Our results warrant some considerations. First, once a ML model with clinical relevance is developed and after it has been externally validated [25], the focus has to shift on making it easy to implement and widely available in clinical practice. Web-based apps that are clinician- or patient-friendly are ideal [12, 13, 25]. Second, while a large proportion of neurosurgeons may already be applying ML in their clinical practice, it is important to foster ML literacy in the neurosurgical community. As with randomized studies forming the basis of evidence-based practice, clinicians should be able to make an informed decision as to which ML models published are likely valid and have applied good methodology, and which ones should probably not be trusted in clinical practice. Lastly, ML relies on the availability of “big data” to be exploited for algorithm training and validation subsequently [21, 24]. A wide and complete collection of patient data in the sense of population-based databases enables more representative ML models. Integrated databases with automated comprehensive data collection that are necessary for such applications are currently few and far between, preventing the development of highly generalizable models [20, 21, 24, 27].

Limitations

Survey-based studies, while able to provide important insights, have inherent limits because of several potential biases. During survey distribution, selection and response bias are frequent. Time constraints on responders may have limited their ability to answer with maximal accuracy, and in fact concerning the adoption of ML into clinical research, we obtained several incomplete or blank answers. The data is mostly based on subjective impressions of surgeons. Knowing this, bias could arise from the fact that surgeons who are more exposed to neurosurgical ML can value it more positively than those who do not routinely make use of it, and vice-versa. However, the reasons for advantages and disadvantages were specifically captured separately for users and non-users. Additionally, the relative percentage of geographic regions was skewed in favour of western countries, limiting the sensitivity of our survey for what concerns regions such as Asia and Pacific, South America and in particular Africa with only two responses.

Conclusions

This study provides a first global overview of the adoption of ML into neurosurgical practice.

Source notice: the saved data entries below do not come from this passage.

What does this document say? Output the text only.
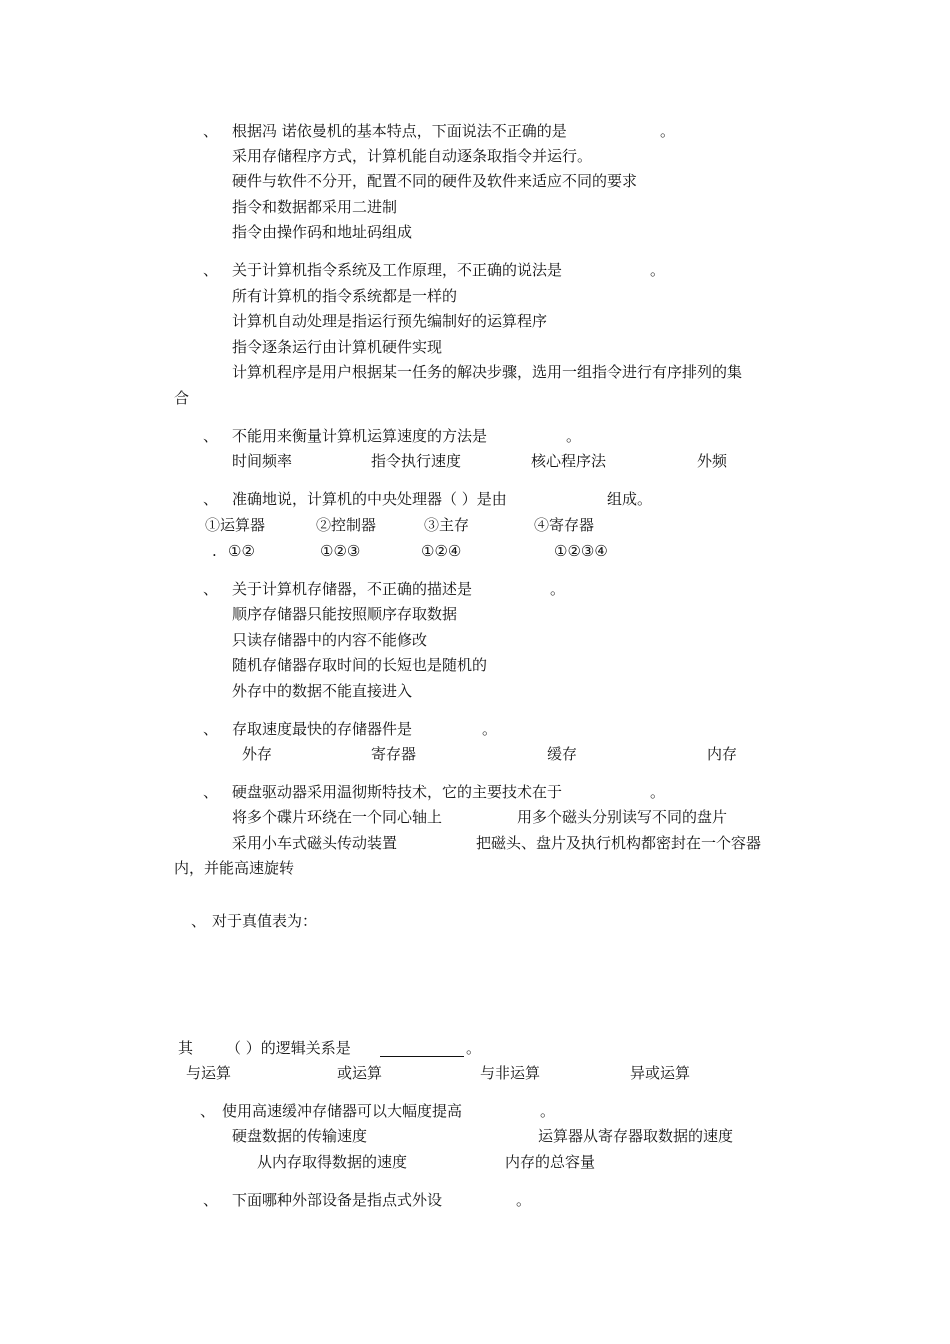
、 根据冯 诺依曼机的基本特点，下面说法不正确的是	。
采用存储程序方式，计算机能自动逐条取指令并运行。
硬件与软件不分开，配置不同的硬件及软件来适应不同的要求
指令和数据都采用二进制
指令由操作码和地址码组成
、 关于计算机指令系统及工作原理，不正确的说法是	。
所有计算机的指令系统都是一样的
计算机自动处理是指运行预先编制好的运算程序
指令逐条运行由计算机硬件实现
计算机程序是用户根据某一任务的解决步骤，选用一组指令进行有序排列的集
合
、 不能用来衡量计算机运算速度的方法是	。
时间频率	指令执行速度	核心程序法	外频
、 准确地说，计算机的中央处理器（ ）是由	组成。
①运算器	②控制器	③主存	④寄存器
. ①②	①②③	①②④	①②③④
、 关于计算机存储器，不正确的描述是	。
顺序存储器只能按照顺序存取数据
只读存储器中的内容不能修改
随机存储器存取时间的长短也是随机的
外存中的数据不能直接进入
、 存取速度最快的存储器件是	。
外存	寄存器	缓存	内存
、 硬盘驱动器采用温彻斯特技术，它的主要技术在于	。
将多个碟片环绕在一个同心轴上	用多个磁头分别读写不同的盘片
采用小车式磁头传动装置	把磁头、盘片及执行机构都密封在一个容器
内，并能高速旋转
、 对于真值表为：
其 （ ）的逻辑关系是	。
与运算	或运算	与非运算	异或运算
、 使用高速缓冲存储器可以大幅度提高	。
硬盘数据的传输速度	运算器从寄存器取数据的速度
从内存取得数据的速度	内存的总容量
、 下面哪种外部设备是指点式外设	。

Machine learning has the potential to improve diagnostic work-up and neurosurgical decision-making by shedding light on radiological interpretation, surgical outcome and complication prediction and as a consequence patients’ quality of life and surgical satisfaction. A relevant proportion of neurosurgeons appears to already have adopted ML into their clinical practice in some form. The homogenous distribution of ML users in neurosurgery is a testimony to the accessibility of readily developed ML algorithms, even in low-resource settings. Still, many structural issues need to be addressed in order for ML to achieve its full potential in neurosurgery. These include easy-to-access resources for surgeons and patients; prospective-integrated data collection systems to allow model development; and surgeon education on ML, all of which can add to the rapid development of ML in neurosurgery while ensuring high quality of the introduced tools and their correct application. Best practice recommendations, external validation and sound methodology are necessary for any ML tool before its application in our high-stakes clinical practice. Furthermore, future trials may be conducted to assess the real clinical impact—and any changes in decision-making—that may be caused by ML algorithms in neurosurgery.